Ama mutlak hüküm olarak öyle olup, varlıkların yaratılış ve konumu mertebelerinde, varlığın kesreti ve Allaha boyun eğişi mevzubahistir.
Allahın mutlak hakimiyetini ise ancak insan zannıyla ve nefsi duygusuyla parçalar. Bu da gerçekçen çok uzaktır.
İşte Esma yani isimler birleştirilerek çokluktur. Çünkü öyle dilemiş ve öylece var etmiştir.

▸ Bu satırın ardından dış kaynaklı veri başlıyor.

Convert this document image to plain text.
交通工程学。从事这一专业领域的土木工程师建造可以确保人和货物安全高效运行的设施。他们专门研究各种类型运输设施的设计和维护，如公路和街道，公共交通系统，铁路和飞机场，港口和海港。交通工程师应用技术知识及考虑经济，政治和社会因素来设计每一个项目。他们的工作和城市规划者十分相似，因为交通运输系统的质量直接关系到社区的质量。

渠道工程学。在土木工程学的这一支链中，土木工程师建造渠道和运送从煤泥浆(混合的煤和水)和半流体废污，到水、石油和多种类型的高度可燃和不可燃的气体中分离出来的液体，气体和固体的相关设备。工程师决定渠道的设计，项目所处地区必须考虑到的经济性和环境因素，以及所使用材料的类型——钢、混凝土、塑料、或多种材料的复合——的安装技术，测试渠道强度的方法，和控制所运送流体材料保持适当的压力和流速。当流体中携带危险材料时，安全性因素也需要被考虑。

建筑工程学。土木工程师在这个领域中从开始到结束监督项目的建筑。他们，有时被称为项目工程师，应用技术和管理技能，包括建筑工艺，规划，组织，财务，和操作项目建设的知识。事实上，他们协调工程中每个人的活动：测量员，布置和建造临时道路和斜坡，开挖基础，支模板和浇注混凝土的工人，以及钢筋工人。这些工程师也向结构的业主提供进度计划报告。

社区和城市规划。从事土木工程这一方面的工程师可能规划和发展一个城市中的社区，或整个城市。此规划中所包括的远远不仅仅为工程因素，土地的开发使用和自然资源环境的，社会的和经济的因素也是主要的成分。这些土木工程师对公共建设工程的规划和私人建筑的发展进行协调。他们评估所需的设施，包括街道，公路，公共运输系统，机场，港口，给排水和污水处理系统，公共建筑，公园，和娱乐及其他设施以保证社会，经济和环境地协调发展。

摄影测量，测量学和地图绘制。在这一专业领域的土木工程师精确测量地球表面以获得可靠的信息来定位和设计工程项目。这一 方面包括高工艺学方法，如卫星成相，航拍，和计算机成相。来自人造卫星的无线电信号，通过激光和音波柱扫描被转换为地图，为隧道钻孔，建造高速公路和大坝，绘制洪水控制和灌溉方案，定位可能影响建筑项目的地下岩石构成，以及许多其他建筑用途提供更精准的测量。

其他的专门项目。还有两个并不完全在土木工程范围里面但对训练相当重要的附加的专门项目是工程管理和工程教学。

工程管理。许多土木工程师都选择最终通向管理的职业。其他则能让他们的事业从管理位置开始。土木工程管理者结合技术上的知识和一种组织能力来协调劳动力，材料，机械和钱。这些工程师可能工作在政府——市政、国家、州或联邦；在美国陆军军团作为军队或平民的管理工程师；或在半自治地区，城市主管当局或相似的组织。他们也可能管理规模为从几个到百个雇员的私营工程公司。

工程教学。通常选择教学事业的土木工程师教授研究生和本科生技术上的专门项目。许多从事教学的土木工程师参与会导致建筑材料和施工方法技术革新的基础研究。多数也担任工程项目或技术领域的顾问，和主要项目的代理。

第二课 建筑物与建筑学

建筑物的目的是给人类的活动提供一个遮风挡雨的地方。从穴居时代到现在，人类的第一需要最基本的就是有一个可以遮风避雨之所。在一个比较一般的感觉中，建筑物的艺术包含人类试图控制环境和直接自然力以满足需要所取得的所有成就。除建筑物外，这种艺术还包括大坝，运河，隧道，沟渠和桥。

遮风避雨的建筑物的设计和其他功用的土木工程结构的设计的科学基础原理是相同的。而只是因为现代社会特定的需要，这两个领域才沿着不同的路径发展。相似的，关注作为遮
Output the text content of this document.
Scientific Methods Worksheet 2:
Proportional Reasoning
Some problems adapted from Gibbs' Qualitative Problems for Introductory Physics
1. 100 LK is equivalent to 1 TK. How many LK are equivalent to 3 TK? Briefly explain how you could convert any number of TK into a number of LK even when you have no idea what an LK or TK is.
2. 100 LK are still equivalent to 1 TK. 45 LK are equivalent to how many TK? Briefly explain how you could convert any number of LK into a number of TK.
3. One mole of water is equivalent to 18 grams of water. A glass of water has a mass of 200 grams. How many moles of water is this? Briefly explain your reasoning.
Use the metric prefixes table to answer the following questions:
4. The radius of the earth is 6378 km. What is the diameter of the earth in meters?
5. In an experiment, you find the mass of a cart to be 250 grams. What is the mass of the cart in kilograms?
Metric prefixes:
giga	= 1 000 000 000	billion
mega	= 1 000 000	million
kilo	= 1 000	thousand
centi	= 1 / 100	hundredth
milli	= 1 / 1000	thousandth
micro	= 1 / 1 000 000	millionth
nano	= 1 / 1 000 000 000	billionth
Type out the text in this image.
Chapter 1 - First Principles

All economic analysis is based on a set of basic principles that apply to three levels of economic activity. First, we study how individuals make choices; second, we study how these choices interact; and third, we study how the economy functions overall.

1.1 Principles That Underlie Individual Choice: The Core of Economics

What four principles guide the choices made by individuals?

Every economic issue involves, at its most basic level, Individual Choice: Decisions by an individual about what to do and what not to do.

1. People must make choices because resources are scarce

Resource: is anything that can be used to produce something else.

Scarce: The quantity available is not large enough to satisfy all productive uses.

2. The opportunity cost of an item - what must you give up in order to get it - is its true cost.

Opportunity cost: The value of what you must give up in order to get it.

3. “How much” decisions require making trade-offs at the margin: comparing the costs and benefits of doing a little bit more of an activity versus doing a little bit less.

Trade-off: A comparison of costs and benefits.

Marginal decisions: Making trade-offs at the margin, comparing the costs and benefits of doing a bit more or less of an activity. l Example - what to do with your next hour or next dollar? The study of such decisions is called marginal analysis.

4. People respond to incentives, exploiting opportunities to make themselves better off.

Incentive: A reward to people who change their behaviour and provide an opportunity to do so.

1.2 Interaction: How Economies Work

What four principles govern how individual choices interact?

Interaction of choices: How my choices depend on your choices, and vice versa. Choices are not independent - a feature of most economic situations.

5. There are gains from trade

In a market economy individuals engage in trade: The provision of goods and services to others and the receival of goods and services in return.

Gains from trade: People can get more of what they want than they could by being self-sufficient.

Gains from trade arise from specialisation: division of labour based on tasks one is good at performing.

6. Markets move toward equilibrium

İşte rububiyet ve melikiyyet mertebesinde varlıkları varoluş hüviyetleri açısından vahidiyetten bahsedilmez.
Kim bunun vahidiyetini söylerse, gerçekten uzağa düşmüştür.
Zaten Allah bu mertebeler ile alemleri oluşturmuştur. Dolayısıyla bu mertebelerden oluşan âlemleri ve alemlerdeki her bir varlığı birlemeye ve birleştirmeye kalkmak, büyük bir yanılgıya kapılmaktır.
Bu yanılgı ile helalı haram, haramı helal göstermek kadar da bir basiretsizliktir olamaz.
İşte Allahın tek olduğunu bilip onun yanısıra başka bir ilâhın olmayacağını bilmek, tevhidin ta kendisidir.
Yani Allah birdir ifadesi, âlemler birdir anlamında değil, âlemlerim ilahı birdir hem Rabbi ve meliki de sadece Allah’tır hakikatını içsellemektir.